Genocea to Present Novel Preclinical Inhibigen™ Data at AACR Annual Meeting 2021

Pro-tumor effects detected as early as four days after Inhibigen administration

Insights into Inhibigen biology may yield new therapeutic targets to address immunotherapy resistance

CAMBRIDGE, Mass., April 10, 2021 (GLOBE NEWSWIRE) -- Genocea Biosciences, Inc. (NASDAQ: GNCA), a biopharmaceutical company developing next-generation neoantigen immunotherapies, today presented preclinical data that offers new insights into Inhibigen™-associated responses and continues to underscore the detrimental impact of their inclusion in cancer immunotherapies at the American Association for Cancer Research (AACR) Annual Meeting 2021 from April 10-15. The findings – powered by Genocea’s proprietary ATLAS™ platform – further validate previous research presented at SITC 2020 and published in Cancer Discovery, together revealing that the presence of an Inhibigen (antigen uniquely identifiable by ATLAS as dampening anti-tumor immune responses) in an otherwise protective immunotherapy can completely reverse the therapy’s intended anti-tumor responses.
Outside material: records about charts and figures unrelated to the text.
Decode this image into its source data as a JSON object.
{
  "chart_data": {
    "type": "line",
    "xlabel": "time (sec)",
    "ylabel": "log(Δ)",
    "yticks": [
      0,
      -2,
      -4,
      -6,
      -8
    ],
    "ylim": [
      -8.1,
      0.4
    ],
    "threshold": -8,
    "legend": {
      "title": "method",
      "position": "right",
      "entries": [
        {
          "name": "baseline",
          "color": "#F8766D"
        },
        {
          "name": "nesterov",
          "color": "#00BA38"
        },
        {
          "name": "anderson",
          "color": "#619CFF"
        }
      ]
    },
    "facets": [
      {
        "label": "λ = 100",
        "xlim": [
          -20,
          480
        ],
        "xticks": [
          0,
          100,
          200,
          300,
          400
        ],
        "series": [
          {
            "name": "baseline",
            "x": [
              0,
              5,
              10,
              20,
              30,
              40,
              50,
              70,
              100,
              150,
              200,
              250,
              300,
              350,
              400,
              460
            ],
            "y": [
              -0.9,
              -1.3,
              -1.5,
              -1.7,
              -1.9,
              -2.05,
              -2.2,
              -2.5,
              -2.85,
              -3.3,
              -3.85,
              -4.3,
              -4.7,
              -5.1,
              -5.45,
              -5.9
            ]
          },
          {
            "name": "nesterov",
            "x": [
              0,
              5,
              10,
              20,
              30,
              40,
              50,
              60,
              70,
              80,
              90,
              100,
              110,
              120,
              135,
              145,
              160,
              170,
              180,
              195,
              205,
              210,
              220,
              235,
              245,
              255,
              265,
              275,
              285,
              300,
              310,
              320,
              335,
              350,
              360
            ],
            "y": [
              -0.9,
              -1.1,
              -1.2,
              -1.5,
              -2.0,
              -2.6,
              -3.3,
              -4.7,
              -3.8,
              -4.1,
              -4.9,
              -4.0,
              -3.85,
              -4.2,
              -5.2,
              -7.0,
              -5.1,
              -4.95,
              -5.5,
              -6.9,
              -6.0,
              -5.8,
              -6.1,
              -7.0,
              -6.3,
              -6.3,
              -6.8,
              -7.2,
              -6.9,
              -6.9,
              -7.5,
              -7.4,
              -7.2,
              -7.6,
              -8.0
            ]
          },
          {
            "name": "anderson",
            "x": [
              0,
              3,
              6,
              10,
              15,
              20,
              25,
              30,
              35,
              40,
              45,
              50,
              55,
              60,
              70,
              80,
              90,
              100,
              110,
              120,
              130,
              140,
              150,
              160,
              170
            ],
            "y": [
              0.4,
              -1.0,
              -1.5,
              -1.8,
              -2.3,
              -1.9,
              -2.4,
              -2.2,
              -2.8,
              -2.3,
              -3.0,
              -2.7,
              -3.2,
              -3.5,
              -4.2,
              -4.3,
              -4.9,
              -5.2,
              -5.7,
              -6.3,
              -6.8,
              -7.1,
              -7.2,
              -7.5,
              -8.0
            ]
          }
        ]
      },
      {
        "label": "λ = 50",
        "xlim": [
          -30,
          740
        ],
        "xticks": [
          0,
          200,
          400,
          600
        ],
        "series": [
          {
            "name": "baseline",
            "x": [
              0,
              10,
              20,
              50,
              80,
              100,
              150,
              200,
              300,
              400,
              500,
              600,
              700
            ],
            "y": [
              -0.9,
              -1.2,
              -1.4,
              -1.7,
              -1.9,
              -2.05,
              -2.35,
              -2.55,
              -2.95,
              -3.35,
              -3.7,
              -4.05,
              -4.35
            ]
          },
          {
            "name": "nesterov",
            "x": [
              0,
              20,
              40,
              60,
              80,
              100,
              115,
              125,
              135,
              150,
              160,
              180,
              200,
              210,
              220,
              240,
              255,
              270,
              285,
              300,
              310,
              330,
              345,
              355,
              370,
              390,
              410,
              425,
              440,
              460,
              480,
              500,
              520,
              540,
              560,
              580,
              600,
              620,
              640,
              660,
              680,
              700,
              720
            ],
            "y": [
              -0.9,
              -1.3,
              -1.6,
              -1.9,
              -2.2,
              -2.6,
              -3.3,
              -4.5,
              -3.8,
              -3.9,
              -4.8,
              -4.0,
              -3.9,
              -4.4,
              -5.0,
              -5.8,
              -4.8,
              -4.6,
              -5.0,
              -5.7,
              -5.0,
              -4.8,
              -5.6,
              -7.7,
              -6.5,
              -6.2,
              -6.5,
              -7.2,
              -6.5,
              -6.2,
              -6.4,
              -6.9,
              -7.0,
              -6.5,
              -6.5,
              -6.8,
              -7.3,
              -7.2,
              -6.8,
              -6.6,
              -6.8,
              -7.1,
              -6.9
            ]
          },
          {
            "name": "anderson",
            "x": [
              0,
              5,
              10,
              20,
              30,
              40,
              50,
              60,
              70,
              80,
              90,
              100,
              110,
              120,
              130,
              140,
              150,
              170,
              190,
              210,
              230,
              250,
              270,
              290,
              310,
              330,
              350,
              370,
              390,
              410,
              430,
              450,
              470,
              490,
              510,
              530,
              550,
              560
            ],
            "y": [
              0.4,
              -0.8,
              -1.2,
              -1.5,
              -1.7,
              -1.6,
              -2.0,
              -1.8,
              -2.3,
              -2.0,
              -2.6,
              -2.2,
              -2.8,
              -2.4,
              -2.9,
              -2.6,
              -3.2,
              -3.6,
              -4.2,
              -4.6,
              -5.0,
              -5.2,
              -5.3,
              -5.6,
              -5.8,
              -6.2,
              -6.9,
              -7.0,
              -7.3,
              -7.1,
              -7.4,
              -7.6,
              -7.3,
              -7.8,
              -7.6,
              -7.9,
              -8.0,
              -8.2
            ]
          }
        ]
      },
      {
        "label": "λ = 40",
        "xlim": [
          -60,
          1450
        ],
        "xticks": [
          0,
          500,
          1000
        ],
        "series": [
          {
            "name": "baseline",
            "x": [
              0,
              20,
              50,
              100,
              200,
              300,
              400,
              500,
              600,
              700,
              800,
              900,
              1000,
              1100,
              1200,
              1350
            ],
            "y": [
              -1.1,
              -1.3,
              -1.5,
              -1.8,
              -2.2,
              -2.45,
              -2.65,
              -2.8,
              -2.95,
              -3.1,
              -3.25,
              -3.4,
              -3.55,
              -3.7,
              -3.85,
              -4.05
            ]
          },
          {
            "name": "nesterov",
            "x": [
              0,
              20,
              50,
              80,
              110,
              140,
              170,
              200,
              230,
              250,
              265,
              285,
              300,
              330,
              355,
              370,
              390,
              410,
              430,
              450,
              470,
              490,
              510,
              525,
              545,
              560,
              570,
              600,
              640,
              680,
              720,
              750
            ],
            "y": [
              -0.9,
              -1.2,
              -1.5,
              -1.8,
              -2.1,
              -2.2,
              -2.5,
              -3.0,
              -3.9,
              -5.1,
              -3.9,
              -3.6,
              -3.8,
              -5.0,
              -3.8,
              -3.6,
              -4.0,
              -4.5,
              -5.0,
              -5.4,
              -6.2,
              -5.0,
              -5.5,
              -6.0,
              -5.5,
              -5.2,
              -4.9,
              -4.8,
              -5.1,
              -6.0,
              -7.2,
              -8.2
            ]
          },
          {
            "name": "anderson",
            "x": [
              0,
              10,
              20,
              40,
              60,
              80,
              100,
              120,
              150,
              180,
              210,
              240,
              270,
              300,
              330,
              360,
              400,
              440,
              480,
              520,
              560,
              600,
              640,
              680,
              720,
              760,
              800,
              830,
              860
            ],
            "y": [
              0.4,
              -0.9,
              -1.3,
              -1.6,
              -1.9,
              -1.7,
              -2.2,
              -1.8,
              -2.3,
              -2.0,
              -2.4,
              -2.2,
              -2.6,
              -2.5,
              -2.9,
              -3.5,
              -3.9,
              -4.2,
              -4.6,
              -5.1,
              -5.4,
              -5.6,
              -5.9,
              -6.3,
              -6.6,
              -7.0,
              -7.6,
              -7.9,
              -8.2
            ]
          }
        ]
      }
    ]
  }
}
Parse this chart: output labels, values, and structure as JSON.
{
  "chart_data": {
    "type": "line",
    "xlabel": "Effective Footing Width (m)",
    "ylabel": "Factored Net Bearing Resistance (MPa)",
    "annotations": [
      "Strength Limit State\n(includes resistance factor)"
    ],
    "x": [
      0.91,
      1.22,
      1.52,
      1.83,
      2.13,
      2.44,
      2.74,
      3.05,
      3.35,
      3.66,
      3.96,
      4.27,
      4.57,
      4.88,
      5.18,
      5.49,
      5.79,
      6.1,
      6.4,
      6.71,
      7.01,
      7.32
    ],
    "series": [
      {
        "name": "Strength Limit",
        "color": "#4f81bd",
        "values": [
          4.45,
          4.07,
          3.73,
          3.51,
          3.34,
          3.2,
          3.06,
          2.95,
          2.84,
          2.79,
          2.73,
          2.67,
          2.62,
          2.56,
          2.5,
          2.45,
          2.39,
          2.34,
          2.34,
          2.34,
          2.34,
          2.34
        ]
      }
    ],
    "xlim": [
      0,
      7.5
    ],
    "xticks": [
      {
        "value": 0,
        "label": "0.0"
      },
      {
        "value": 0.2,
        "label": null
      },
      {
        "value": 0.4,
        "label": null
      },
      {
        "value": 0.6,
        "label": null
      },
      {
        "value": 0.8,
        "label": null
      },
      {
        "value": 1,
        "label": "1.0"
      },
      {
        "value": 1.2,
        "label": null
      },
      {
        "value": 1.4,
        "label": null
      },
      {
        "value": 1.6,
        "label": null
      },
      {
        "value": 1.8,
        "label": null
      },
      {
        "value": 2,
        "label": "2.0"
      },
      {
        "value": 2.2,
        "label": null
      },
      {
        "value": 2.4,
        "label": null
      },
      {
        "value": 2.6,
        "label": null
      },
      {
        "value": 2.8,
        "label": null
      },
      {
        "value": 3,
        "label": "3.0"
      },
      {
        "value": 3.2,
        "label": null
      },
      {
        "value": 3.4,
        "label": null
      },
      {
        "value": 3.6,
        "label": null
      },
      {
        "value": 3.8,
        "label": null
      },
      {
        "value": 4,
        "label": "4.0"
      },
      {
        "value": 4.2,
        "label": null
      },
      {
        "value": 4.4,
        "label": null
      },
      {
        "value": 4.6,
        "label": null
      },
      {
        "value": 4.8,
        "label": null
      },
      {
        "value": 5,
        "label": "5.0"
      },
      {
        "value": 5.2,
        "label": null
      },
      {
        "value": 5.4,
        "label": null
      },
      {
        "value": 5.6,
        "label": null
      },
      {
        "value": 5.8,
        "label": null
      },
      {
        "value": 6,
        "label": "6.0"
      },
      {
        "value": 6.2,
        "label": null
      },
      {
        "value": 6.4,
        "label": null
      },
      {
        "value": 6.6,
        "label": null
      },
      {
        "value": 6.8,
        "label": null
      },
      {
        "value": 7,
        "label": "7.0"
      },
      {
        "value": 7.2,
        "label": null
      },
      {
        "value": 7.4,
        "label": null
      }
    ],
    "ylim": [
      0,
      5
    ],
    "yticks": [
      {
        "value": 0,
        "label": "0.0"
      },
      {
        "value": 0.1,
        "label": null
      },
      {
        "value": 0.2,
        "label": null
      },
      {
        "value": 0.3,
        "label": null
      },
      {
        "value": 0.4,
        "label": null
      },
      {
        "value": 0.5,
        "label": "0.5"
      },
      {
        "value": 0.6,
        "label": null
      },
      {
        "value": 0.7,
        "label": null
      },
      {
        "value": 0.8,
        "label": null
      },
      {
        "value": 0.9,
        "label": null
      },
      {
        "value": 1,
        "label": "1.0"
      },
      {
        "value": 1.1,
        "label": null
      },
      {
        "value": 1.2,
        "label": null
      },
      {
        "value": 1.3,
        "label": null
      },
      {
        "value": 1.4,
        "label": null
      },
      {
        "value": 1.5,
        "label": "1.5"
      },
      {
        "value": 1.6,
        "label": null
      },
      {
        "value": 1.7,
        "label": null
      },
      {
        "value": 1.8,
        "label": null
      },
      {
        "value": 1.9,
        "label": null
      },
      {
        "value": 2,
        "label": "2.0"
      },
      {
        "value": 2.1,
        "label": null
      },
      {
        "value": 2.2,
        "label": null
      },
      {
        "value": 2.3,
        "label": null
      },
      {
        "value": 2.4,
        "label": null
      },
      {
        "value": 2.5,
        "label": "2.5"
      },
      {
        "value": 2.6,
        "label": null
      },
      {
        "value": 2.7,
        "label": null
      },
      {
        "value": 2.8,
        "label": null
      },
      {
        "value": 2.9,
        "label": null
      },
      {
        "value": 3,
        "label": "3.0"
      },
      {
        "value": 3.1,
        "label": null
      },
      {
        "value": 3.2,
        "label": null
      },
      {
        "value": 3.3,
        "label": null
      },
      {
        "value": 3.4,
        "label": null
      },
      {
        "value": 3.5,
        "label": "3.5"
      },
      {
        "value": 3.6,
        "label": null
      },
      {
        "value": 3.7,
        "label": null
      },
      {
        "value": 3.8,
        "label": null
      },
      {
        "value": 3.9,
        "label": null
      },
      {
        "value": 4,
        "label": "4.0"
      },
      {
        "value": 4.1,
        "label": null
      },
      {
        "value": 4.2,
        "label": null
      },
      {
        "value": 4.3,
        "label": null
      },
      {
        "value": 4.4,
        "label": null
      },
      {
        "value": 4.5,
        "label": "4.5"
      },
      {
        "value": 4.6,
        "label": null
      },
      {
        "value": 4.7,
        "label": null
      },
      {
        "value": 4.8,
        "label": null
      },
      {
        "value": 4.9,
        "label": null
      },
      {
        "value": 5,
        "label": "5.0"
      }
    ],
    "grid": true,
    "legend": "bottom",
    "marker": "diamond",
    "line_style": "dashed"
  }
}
The new data show that therapeutic vaccination of tumor-bearing mice with a single Inhibigen caused their tumors to hyperprogress, in contrast to a vaccine containing stimulatory antigens that protected them against tumor growth. The combination of this single Inhibigen with the otherwise-protective vaccine abrogated vaccine efficacy and returned tumor growth to levels of unvaccinated mice. The Inhibigen-associated effects included dampening of T cell immune responses as early as four days after a single dose, and a reversal of the infiltration of both lymphoid and myeloid populations into the tumor microenvironment. These data suggest that Inhibigen-specific responses not only dampen systemic immunity, but also revert tumor microenvironments to an immune-cold state – a feature of early-stage tumor growth.

“Our data add to a growing body of preclinical and clinical evidence confirming that Inhibigens are not innocent bystanders, but rather they can reverse the beneficial effects of cancer immunotherapies,” said Hanna Starobinets, a scientist at Genocea and lead presenter at the AACR meeting. “While Genocea continues to exclude Inhibigens from its immunotherapy candidates, ongoing studies aim to further allow us to understand and overcome immunotherapy resistance.”

Genocea previously demonstrated that Inhibigen vaccination could stifle immune responses to other antigens co-formulated in a vaccine, and that the effect could not be reversed through combination therapy with immune checkpoint inhibitors (ICI). Moreover, early data from ATLAS profiling of T cell responses in patients with cancer showed that the relative proportion of Inhibigen- and neoantigen-specific responses prior to treatment appeared to predict clinical efficacy of subsequent ICI therapy.